Buraidah berkata: 'Suatu ketika, ada seorang perempuan dari keluarga Ghamidi datang kepada Rasulullah Shallallahu'alaihi Wasallam. dan berkata: "Wahai Rasulullah, sesungguhnya aku telah melakukan perbuatan zina, maka tolonglah sucikan diriku." Tetapi Rasulullah Shallallahu'alaihi Wasallam. menolak pengakuan perempuan ini. Keesokan harinya dia datang lagi dan berkata: "Wahai Rasulullah, kenapa engkau tolak pengakuanku? Mungkin alasan engkau menolak pengakuanku sama seperti ketika engkau menolak pengakuan Ma'iz. Demi Allah, sesungguhnya aku ini sedang hamil." Rasulullah Shallallahu'alaihi Wasallam. berkata: 'Mungkin juga tidak. Sekarang pulanglah dulu sampai kamu melahirkan.' Setelah melahirkan, perempuan itu datang lagi menemui Rasulullah Shallallahu'alaihi Wasallam. sambil membawa bayi laki-lakinya yang dibungkus dengan secarik kain. Dia berkata. 'Inilah bayi yang telah kulahirkan.'
Rasulullah Shallallahu'alaihi Wasallam. berkata: 'Pulanglah kamu dulu dan susukanlah dia sampai kamu menyapihnya.' Setelah tiba masa menyapih, perempuan itu datang lagi kepada Rasulullah Shallallahu'alaihi Wasallam. membawa bayinya. Di tangan bayi itu ada sepotong roti.

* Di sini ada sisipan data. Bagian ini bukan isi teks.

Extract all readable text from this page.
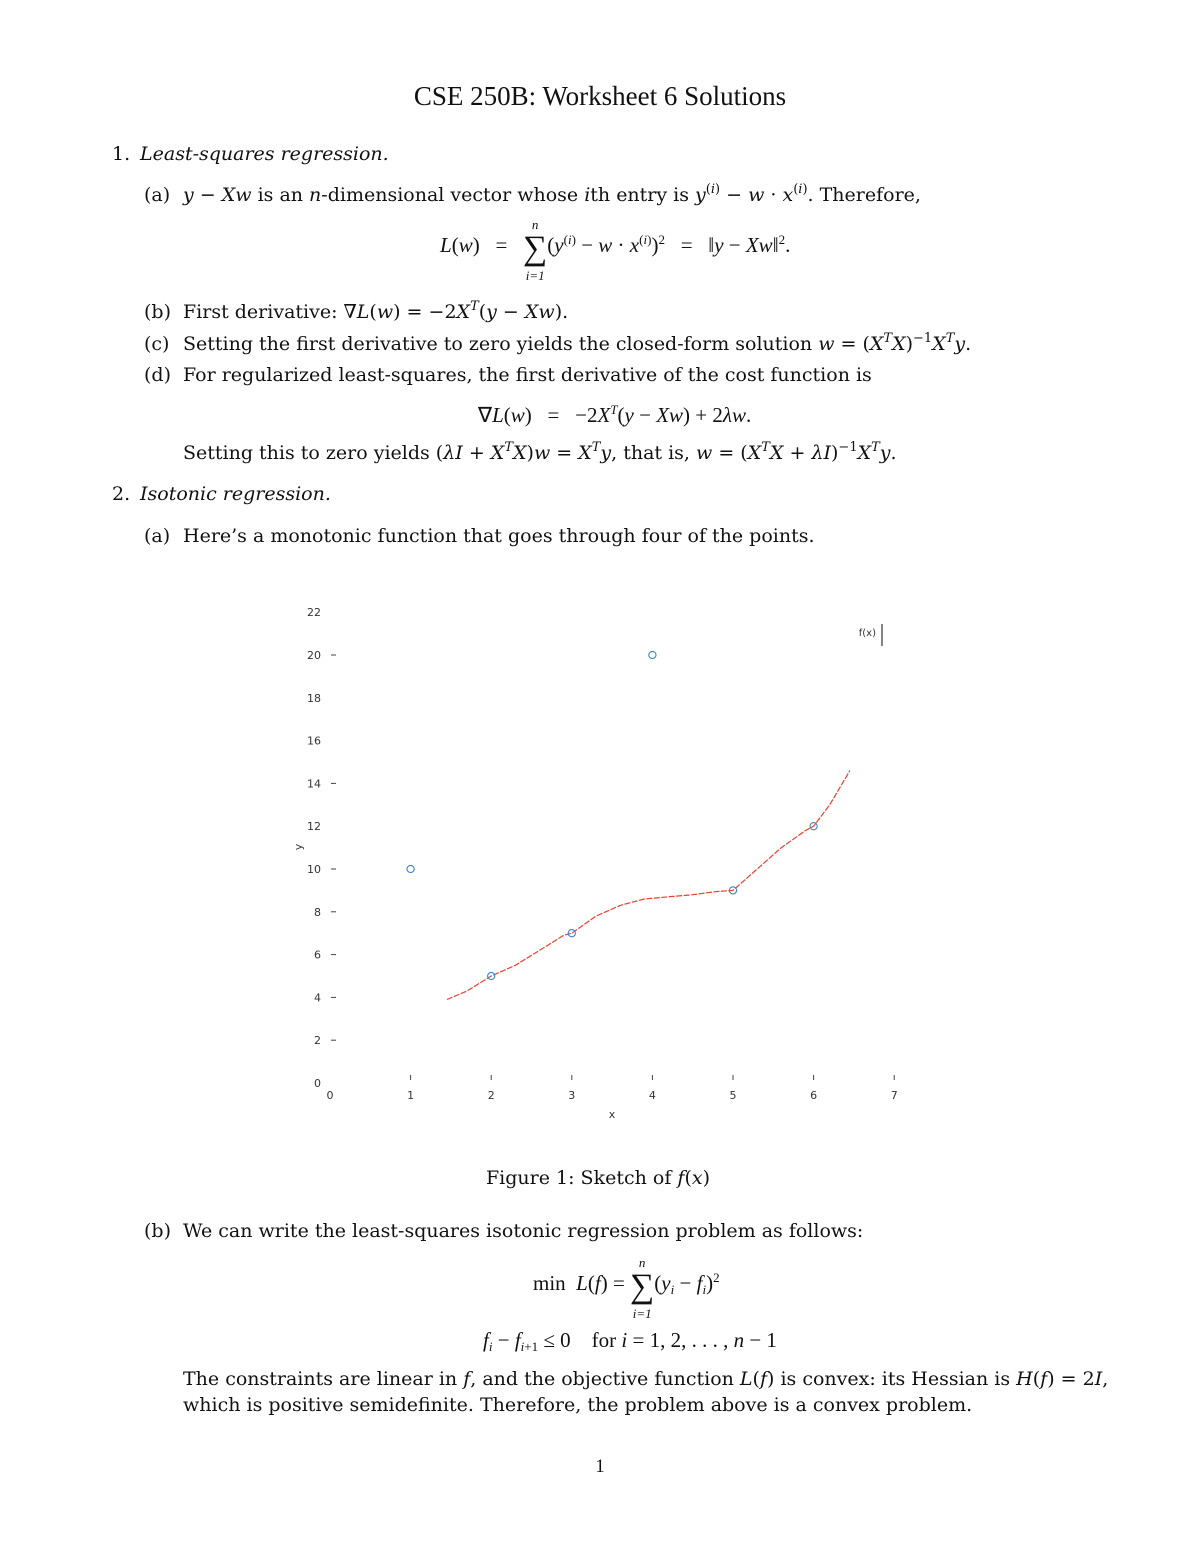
CSE 250B: Worksheet 6 Solutions
1. Least-squares regression.
(a) y − Xw is an n-dimensional vector whose ith entry is $y^{(i)} - w \cdot x^{(i)}$. Therefore,
L(w)   =   ∑
n
i=1
$(y^{(i)} - w \cdot x^{(i)})^2$   =   ‖y − Xw‖$^2$.
(b) First derivative: $\nabla L(w) = -2X^T(y - Xw)$.
(c) Setting the first derivative to zero yields the closed-form solution $w = (X^TX)^{-1}X^Ty$.
(d) For regularized least-squares, the first derivative of the cost function is
$\nabla L(w) = -2X^T(y - Xw) + 2\lambda w$.
Setting this to zero yields $(\lambda I + X^TX)w = X^Ty$, that is, $w = (X^TX + \lambda I)^{-1}X^Ty$.
2. Isotonic regression.
(a) Here’s a monotonic function that goes through four of the points.
0
2
4
6
8
10
12
14
16
18
20
22
0	1	2	3	4	5	6	7
x
y
f(x)
Figure 1: Sketch of f(x)
(b) We can write the least-squares isotonic regression problem as follows:
min  L(f) = ∑
n
i=1
$(y_i - f_i)^2$
$f_i - f_{i+1} \le 0$    for i = 1, 2, . . . , n − 1
The constraints are linear in f, and the objective function L(f) is convex: its Hessian is H(f) = 2I,
which is positive semidefinite. Therefore, the problem above is a convex problem.
1
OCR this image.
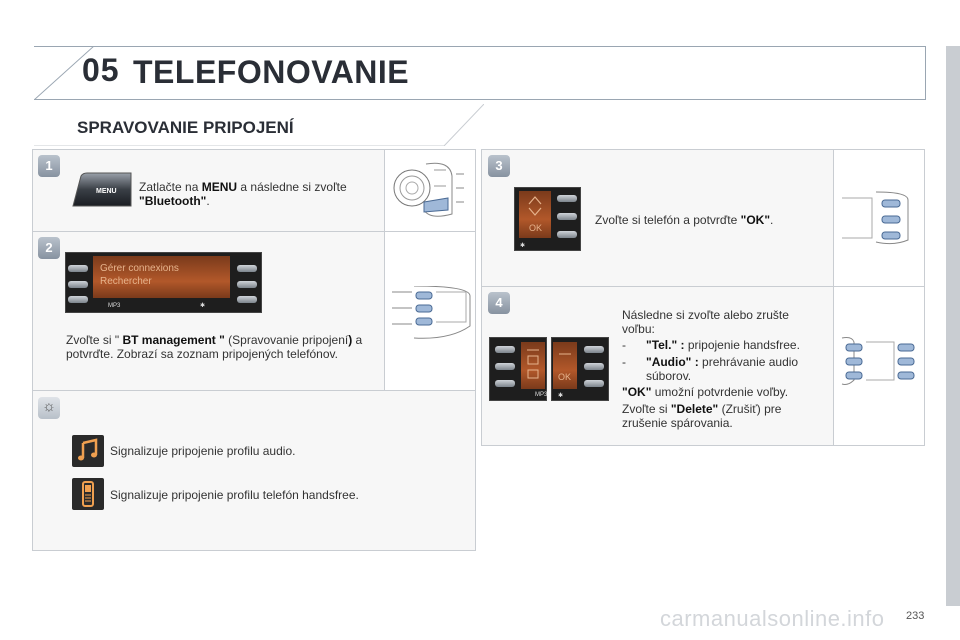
05 TELEFONOVANIE
SPRAVOVANIE PRIPOJENÍ
1
MENU Zatlačte na MENU a následne si zvoľte "Bluetooth".
2
Gérer connexions
Rechercher
MP3	✱
Zvoľte si " BT management " (Spravovanie pripojení) a potvrďte. Zobrazí sa zoznam pripojených telefónov.
☼
Signalizuje pripojenie profilu audio.
Signalizuje pripojenie profilu telefón handsfree.
3
OK
✱
Zvoľte si telefón a potvrďte "OK".
4
MP3
OK
✱
Následne si zvoľte alebo zrušte voľbu:
-	"Tel." : pripojenie handsfree.
-	"Audio" : prehrávanie audio súborov.
"OK" umožní potvrdenie voľby.
Zvoľte si "Delete" (Zrušiť) pre zrušenie spárovania.
carmanualsonline.info 233
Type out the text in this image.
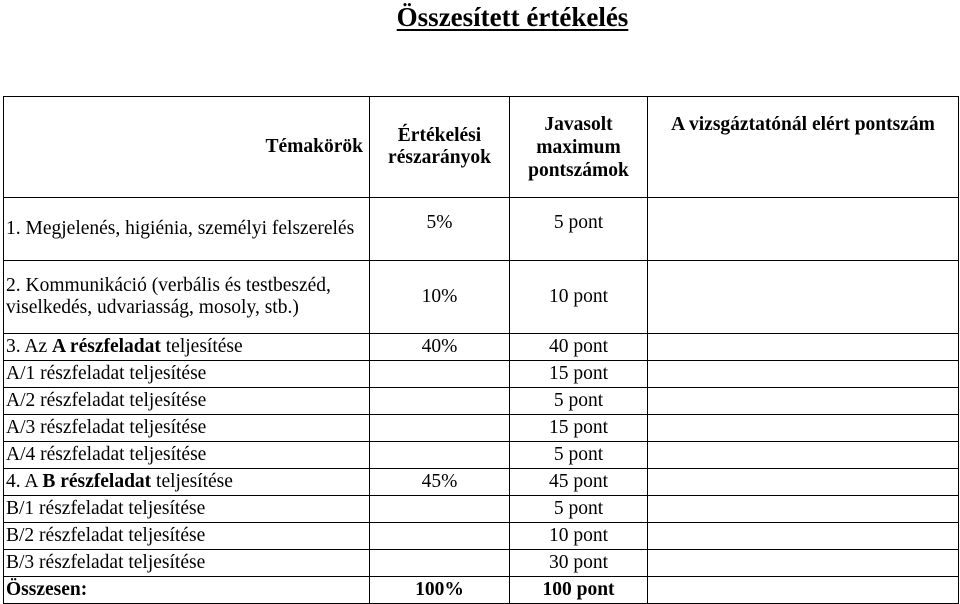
Összesített értékelés
Témakörök	Értékelési részarányok	Javasolt maximum pontszámok	A vizsgáztatónál elért pontszám
1. Megjelenés, higiénia, személyi felszerelés	5%	5 pont	
2. Kommunikáció (verbális és testbeszéd, viselkedés, udvariasság, mosoly, stb.)	10%	10 pont	
3. Az A részfeladat teljesítése	40%	40 pont	
A/1 részfeladat teljesítése		15 pont	
A/2 részfeladat teljesítése		5 pont	
A/3 részfeladat teljesítése		15 pont	
A/4 részfeladat teljesítése		5 pont	
4. A B részfeladat teljesítése	45%	45 pont	
B/1 részfeladat teljesítése		5 pont	
B/2 részfeladat teljesítése		10 pont	
B/3 részfeladat teljesítése		30 pont	
Összesen:	100%	100 pont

Dia berkata: 'Ini, wahai Nabiyullah. Aku telah menyapih bayiku dan dia sudah bisa memakan makanan.' Akhirnya Nabi Shallallahu'alaihi Wasallam. menyerahkan bayi tersebut kepada salah seorang sahabat, kemudian beliau mengeluarkan perintah supaya dilaksanakan hukuman terhadap perempuan itu.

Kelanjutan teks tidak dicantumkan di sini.